There are some incredible authors out there who land six-figure deals and float along the best seller lists. We call those the unicorns.
I’m not one of them, and that’s totally okay.
This writer is one of those trail ponies. You know, the kind that will keep going, head forward, up that mountain. That’s me.
First, for those who are new to my site, I have a lovely day job as a teacher. Perhaps some years down the road when our nest is empty, I may consider other options (full time writing?), but until then, writing is a little side dream into which I put forth my night shift energy. You’ve got to start somewhere, right?
Something else to know is that for many (if not most) authors, whether traditionally or self-published, royalities are best spent in the marketing of your existing books and writing the next. It takes a lot of blood, sweat, and tears to generate and sustain income from writing.
Quick note: this isn’t a complaint post. Not at all! Like any artist, writers create because it’s a passion, a need, a delight. While getting paid for what you love is nice, it’s not a requirement.
I take all my royalities and put them right back into my business.
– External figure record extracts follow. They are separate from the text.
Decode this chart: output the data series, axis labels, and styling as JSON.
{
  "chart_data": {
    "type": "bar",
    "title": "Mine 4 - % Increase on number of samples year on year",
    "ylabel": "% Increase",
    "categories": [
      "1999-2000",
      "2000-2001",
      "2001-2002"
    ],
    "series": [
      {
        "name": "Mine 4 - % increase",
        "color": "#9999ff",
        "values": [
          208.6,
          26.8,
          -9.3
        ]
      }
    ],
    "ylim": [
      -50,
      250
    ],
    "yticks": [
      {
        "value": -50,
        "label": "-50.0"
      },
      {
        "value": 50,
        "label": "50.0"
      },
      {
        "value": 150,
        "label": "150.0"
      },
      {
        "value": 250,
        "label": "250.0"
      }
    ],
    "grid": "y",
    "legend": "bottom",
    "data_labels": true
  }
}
Like the majority of my writer friends, I invest in my work through paying for editors and workshops, advertising so readers can find me, and all the little bits and technology bobs involved in drafting novels.
Well, I finally made a profit.
It was really tough to force myself to spend a little money, but I wanted to celebrate the third book out in my series.
So, I bought a t-shirt.
Not just any t-shirt, though. I was playing with designs and my kid helped me make one. We wanted to create a pro-reading design that didn’t have words on it (translation: cool enough for a middle schooler). You can see the design to the left. She loved the result, so I bought it for her.
Big spender, I know.
So now what?
I still need to put the majority of what I earn back into my business. This is the reality.
However, the joy on my daughter’s face when she opened the package was super cool. She then said, “but you didn’t get anything for yourself, mom.”
So, I started thinking. Is there something I could use for my business, something part necessity, part luxury, that would make sense as a savings goal?
Then I looked around.
Remote teaching was hard.
Hard on me, and hard on my home.
What I call my office is really just a beat-up IKEA desk crammed in the corner of our living room with a second-hand office chair and a tiny filing cabinet. I splurged in 2020 and bought myself a monitor and a laptop stand so I could better see my students and their work. My keyboard is a Christmas gift from my father. The rest is just what I could put together to make it work. I did (and still do) a lot with a little. All together I taught from home for the better part of a year and what was already rough-and-tumble furniture took a few more hits.
I’m totally fine with the nicks and dings. There is something to be said for hanging onto our belongings in this disposable day and age. My parents didn’t raise me to be wasteful and I’m trying to teach my daughter the same values.
Now though, my desk drawer regularly ejects items out the back and my chair is coming apart at every seam. Duck tape only took me so far.
I think it’s almost time to level up. Something just for me.
Okay, so I could actually use a new desk. A chair is probably a good idea, too.
But which ones? I’ve made a Pinterest board with ideas. An office all to myself is much further down the road but imagining the possibilities has been lots of fun. Dreaming of what will be (see, positive thinking!) helps me keep my eye on the prize. I can already tell I like darker woods, rich blues, and lots of plants. Major library vibes.
As I narrow down what I’d like, each month I’m going to carve out a small amount of royalties for an office sinking fund. My goal is to purchase a new desk by Christmas and a new chair within the year. I’ll track my progress and keep you posted!